In ruling on PointeNorth’s motion for a preliminary injunction, Judge Story found that PointeNorth had demonstrated a substantial likelihood of success on the merits of its claims for breach of the restrictive covenants in her agreement.  Judge Story explained the recent changes to Georgia’s restrictive covenants law and noted that “because the employment agreement which contains the non-solicitation and nondisclosure agreements was signed on May 11, 2011, that agreement is subject to the new legislation which allows this Court to blue pencil any overbroad or otherwise offensive passages.”  Judge Story stated further that “while the Court finds the restrictive covenants overbroad in that they extend to ‘any of the employer’s clients’ – not just the ones with whom Defendant Zander interacted – the Court may remedy that finding by blue penciling the provision to only apply to customers that the Defendant contacted and assisted with insurance.”  Judge Story also found that the other prerequisites for injunctive relief were met, noting in particular that, “based on the recent legislation, Georgia’s public policy now supports the enforcement of restrictive covenants.”

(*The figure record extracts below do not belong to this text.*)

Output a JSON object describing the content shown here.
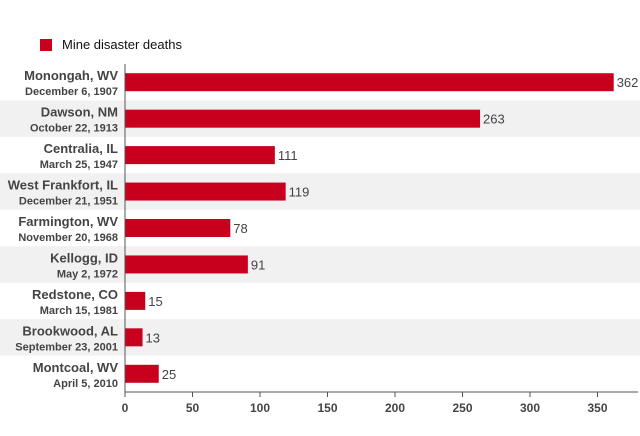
{
  "legend": {
    "label": "Mine disaster deaths"
  },
  "colors": {
    "bar": "#c8001e",
    "band": "#f1f1f1",
    "axis": "#555555",
    "text": "#444444"
  },
  "chart_data": {
    "type": "bar",
    "orientation": "horizontal",
    "categories": [
      {
        "name": "Monongah, WV",
        "date": "December 6, 1907"
      },
      {
        "name": "Dawson, NM",
        "date": "October 22, 1913"
      },
      {
        "name": "Centralia, IL",
        "date": "March 25, 1947"
      },
      {
        "name": "West Frankfort, IL",
        "date": "December 21, 1951"
      },
      {
        "name": "Farmington, WV",
        "date": "November 20, 1968"
      },
      {
        "name": "Kellogg, ID",
        "date": "May 2, 1972"
      },
      {
        "name": "Redstone, CO",
        "date": "March 15, 1981"
      },
      {
        "name": "Brookwood, AL",
        "date": "September 23, 2001"
      },
      {
        "name": "Montcoal, WV",
        "date": "April 5, 2010"
      }
    ],
    "series": [
      {
        "name": "Mine disaster deaths",
        "values": [
          362,
          263,
          111,
          119,
          78,
          91,
          15,
          13,
          25
        ]
      }
    ],
    "xlim": [
      0,
      380
    ],
    "xticks": [
      0,
      50,
      100,
      150,
      200,
      250,
      300,
      350
    ],
    "alternating_bands": true,
    "legend_position": "top-left",
    "data_labels": true
  }
}
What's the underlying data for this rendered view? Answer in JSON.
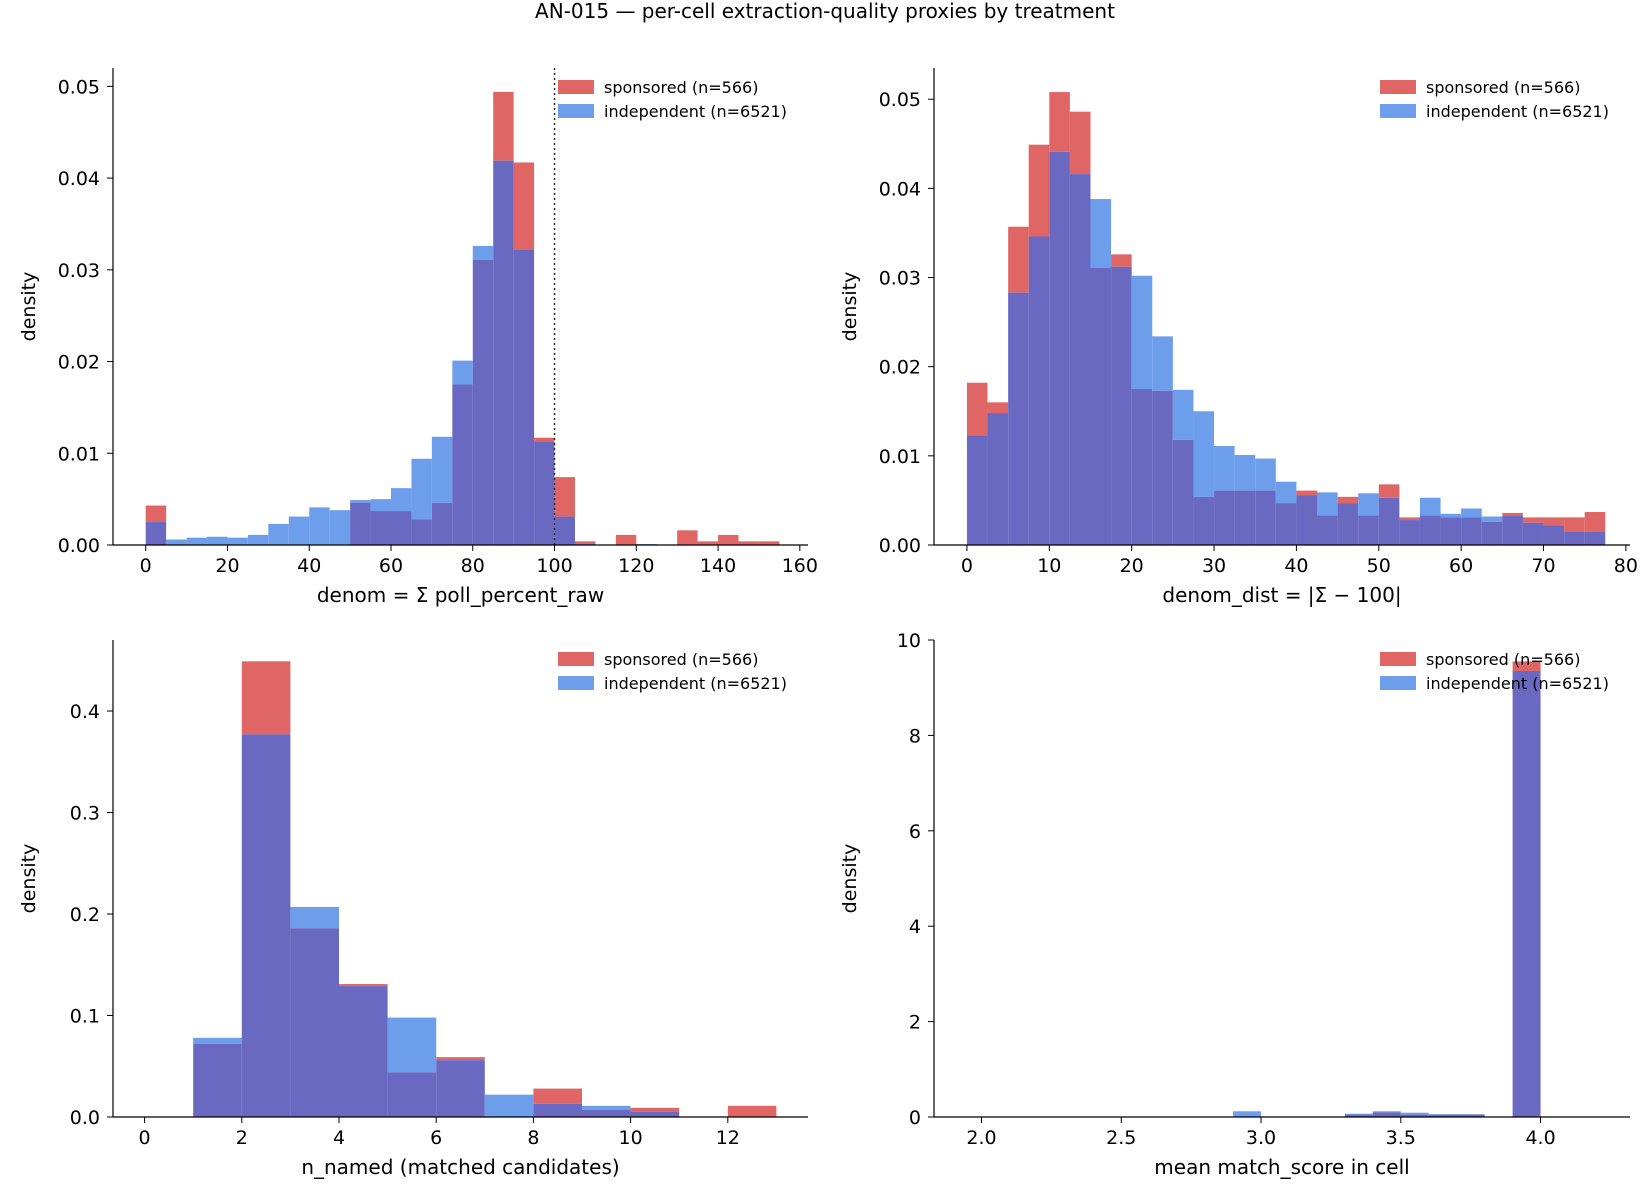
{
  "figure": {
    "title": "AN-015 — per-cell extraction-quality proxies by treatment"
  },
  "colors": {
    "sponsored": "#e06666",
    "independent": "#6d9eeb",
    "overlap": "#6a69c2"
  },
  "chart_data": [
    {
      "type": "bar",
      "id": "denom",
      "xlabel": "denom = Σ poll_percent_raw",
      "ylabel": "density",
      "xlim": [
        -8,
        162
      ],
      "ylim": [
        0,
        0.052
      ],
      "xticks": [
        0,
        20,
        40,
        60,
        80,
        100,
        120,
        140,
        160
      ],
      "yticks": [
        0.0,
        0.01,
        0.02,
        0.03,
        0.04,
        0.05
      ],
      "ytick_labels": [
        "0.00",
        "0.01",
        "0.02",
        "0.03",
        "0.04",
        "0.05"
      ],
      "vline": 100,
      "legend_position": "upper right",
      "x_edges": [
        0,
        5,
        10,
        15,
        20,
        25,
        30,
        35,
        40,
        45,
        50,
        55,
        60,
        65,
        70,
        75,
        80,
        85,
        90,
        95,
        100,
        105,
        110,
        115,
        120,
        125,
        130,
        135,
        140,
        145,
        150,
        155
      ],
      "series": [
        {
          "name": "sponsored (n=566)",
          "key": "sponsored",
          "values": [
            0.0043,
            0,
            0,
            0,
            0,
            0,
            0,
            0,
            0,
            0,
            0.0046,
            0.0037,
            0.0037,
            0.0028,
            0.0046,
            0.0175,
            0.0311,
            0.0494,
            0.0417,
            0.0117,
            0.0074,
            0.0004,
            0,
            0.0011,
            0,
            0,
            0.0016,
            0.0004,
            0.0011,
            0.0004,
            0.0004
          ]
        },
        {
          "name": "independent (n=6521)",
          "key": "independent",
          "values": [
            0.0025,
            0.0006,
            0.0008,
            0.0009,
            0.0008,
            0.0011,
            0.0023,
            0.0031,
            0.0041,
            0.0038,
            0.0049,
            0.005,
            0.0062,
            0.0094,
            0.0118,
            0.0201,
            0.0326,
            0.0419,
            0.0322,
            0.0113,
            0.0031,
            0.0001,
            0,
            0,
            0.0001,
            0,
            0,
            0,
            0,
            0,
            0
          ]
        }
      ]
    },
    {
      "type": "bar",
      "id": "denom_dist",
      "xlabel": "denom_dist = |Σ − 100|",
      "ylabel": "density",
      "xlim": [
        -4,
        80.5
      ],
      "ylim": [
        0,
        0.0535
      ],
      "xticks": [
        0,
        10,
        20,
        30,
        40,
        50,
        60,
        70,
        80
      ],
      "yticks": [
        0.0,
        0.01,
        0.02,
        0.03,
        0.04,
        0.05
      ],
      "ytick_labels": [
        "0.00",
        "0.01",
        "0.02",
        "0.03",
        "0.04",
        "0.05"
      ],
      "legend_position": "upper right",
      "x_edges": [
        0,
        2.5,
        5,
        7.5,
        10,
        12.5,
        15,
        17.5,
        20,
        22.5,
        25,
        27.5,
        30,
        32.5,
        35,
        37.5,
        40,
        42.5,
        45,
        47.5,
        50,
        52.5,
        55,
        57.5,
        60,
        62.5,
        65,
        67.5,
        70,
        72.5,
        75,
        77.5
      ],
      "series": [
        {
          "name": "sponsored (n=566)",
          "key": "sponsored",
          "values": [
            0.0182,
            0.016,
            0.0357,
            0.0449,
            0.0508,
            0.0486,
            0.0311,
            0.0326,
            0.0175,
            0.0173,
            0.0118,
            0.0054,
            0.0061,
            0.0061,
            0.0061,
            0.0047,
            0.0061,
            0.0033,
            0.0054,
            0.0033,
            0.0068,
            0.0031,
            0.0033,
            0.0031,
            0.0031,
            0.0026,
            0.0036,
            0.0031,
            0.0031,
            0.0031,
            0.0037
          ]
        },
        {
          "name": "independent (n=6521)",
          "key": "independent",
          "values": [
            0.0123,
            0.0148,
            0.0283,
            0.0346,
            0.0441,
            0.0416,
            0.0388,
            0.0312,
            0.0302,
            0.0234,
            0.0174,
            0.015,
            0.0111,
            0.0101,
            0.0097,
            0.0071,
            0.0056,
            0.0059,
            0.0047,
            0.0058,
            0.0053,
            0.0028,
            0.0053,
            0.0035,
            0.0041,
            0.0032,
            0.0033,
            0.0025,
            0.0022,
            0.0015,
            0.0015
          ]
        }
      ]
    },
    {
      "type": "bar",
      "id": "n_named",
      "xlabel": "n_named (matched candidates)",
      "ylabel": "density",
      "xlim": [
        -0.65,
        13.65
      ],
      "ylim": [
        0,
        0.47
      ],
      "xticks": [
        0,
        2,
        4,
        6,
        8,
        10,
        12
      ],
      "yticks": [
        0.0,
        0.1,
        0.2,
        0.3,
        0.4
      ],
      "ytick_labels": [
        "0.0",
        "0.1",
        "0.2",
        "0.3",
        "0.4"
      ],
      "legend_position": "upper right",
      "x_edges": [
        1,
        2,
        3,
        4,
        5,
        6,
        7,
        8,
        9,
        10,
        11,
        12,
        13
      ],
      "series": [
        {
          "name": "sponsored (n=566)",
          "key": "sponsored",
          "values": [
            0.072,
            0.449,
            0.186,
            0.131,
            0.044,
            0.059,
            0,
            0.028,
            0.007,
            0.009,
            0,
            0.011
          ]
        },
        {
          "name": "independent (n=6521)",
          "key": "independent",
          "values": [
            0.078,
            0.377,
            0.207,
            0.129,
            0.098,
            0.056,
            0.022,
            0.013,
            0.011,
            0.005,
            0,
            0
          ]
        }
      ]
    },
    {
      "type": "bar",
      "id": "match_score",
      "xlabel": "mean match_score in cell",
      "ylabel": "density",
      "xlim": [
        1.83,
        4.32
      ],
      "ylim": [
        0,
        10
      ],
      "xticks": [
        2.0,
        2.5,
        3.0,
        3.5,
        4.0
      ],
      "xtick_labels": [
        "2.0",
        "2.5",
        "3.0",
        "3.5",
        "4.0"
      ],
      "yticks": [
        0,
        2,
        4,
        6,
        8,
        10
      ],
      "legend_position": "upper right",
      "x_edges": [
        2.9,
        3.0,
        3.3,
        3.4,
        3.5,
        3.6,
        3.8,
        3.9,
        4.0
      ],
      "series": [
        {
          "name": "sponsored (n=566)",
          "key": "sponsored",
          "values": [
            0.0,
            0,
            0.05,
            0.1,
            0.05,
            0.05,
            0,
            9.55
          ]
        },
        {
          "name": "independent (n=6521)",
          "key": "independent",
          "values": [
            0.12,
            0,
            0.07,
            0.12,
            0.09,
            0.06,
            0,
            9.35
          ]
        }
      ]
    }
  ]
}
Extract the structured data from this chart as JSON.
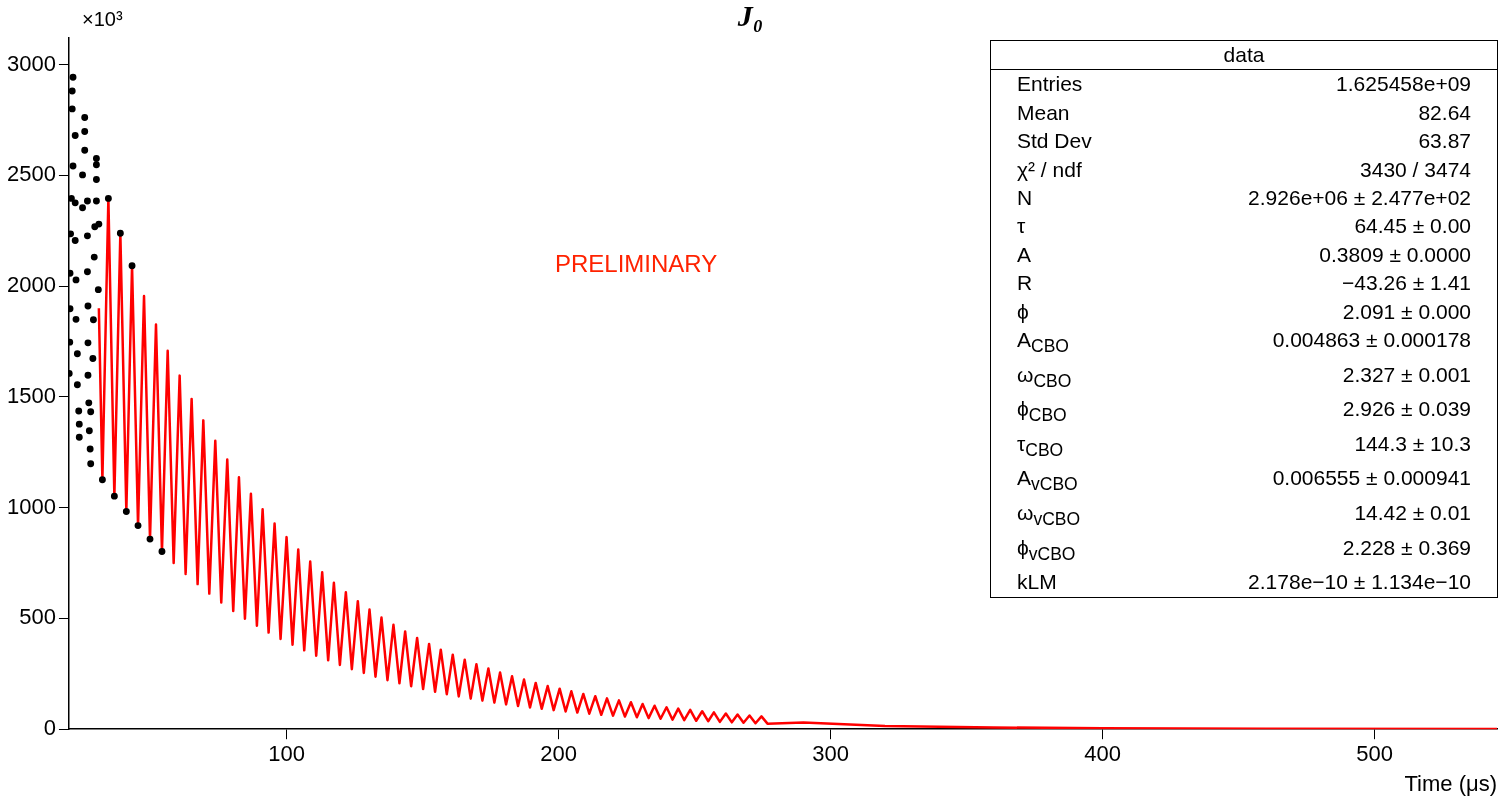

Judge Story therefore granted PointeNorth’s motion for preliminary injunction and ordered that Ms. Zander was enjoined from soliciting any of PointeNorth’s customers with whom she had contact during her employment and from disclosing any confidential information she obtained during her employment.

Interestingly, without expressly stating that he was doing so, in addition to blue penciling the portion of the covenant which was over broad in that it restricted Ms. Zander from soliciting business from clients with whom she had not had material contact, Judge Story also blue penciled the portion of the covenant which restricted her from accepting unsolicitated business.  Such a restriction was unenforceable under the old Georgia law and the new law does not appear to change this rule.  See, e.g., Waldeck v. Curtis 1000, Inc., 261 Ga. App. 590, 583 S.E.2d 266 (2003) (“…. a non-solicitation provision may not contain a bar on the acceptance of business from unsolicited clients”).

As noted above, this decision is the first that the authors are aware of where a judge has used the “blue pencil.”  Notably, given the specific wording of the injunction entered, Judge Story appears to have “re-written” the non-solicitation covenant, rather than “striking” the offensive portions.  The issue of whether the new law authorizes judges only to strike over broad provisions does not appear to have been argued in PointeNorthSee, generally, O.C.G.A. §§ 13-8-53(d); 13-8-54(b); 13-8-51(11).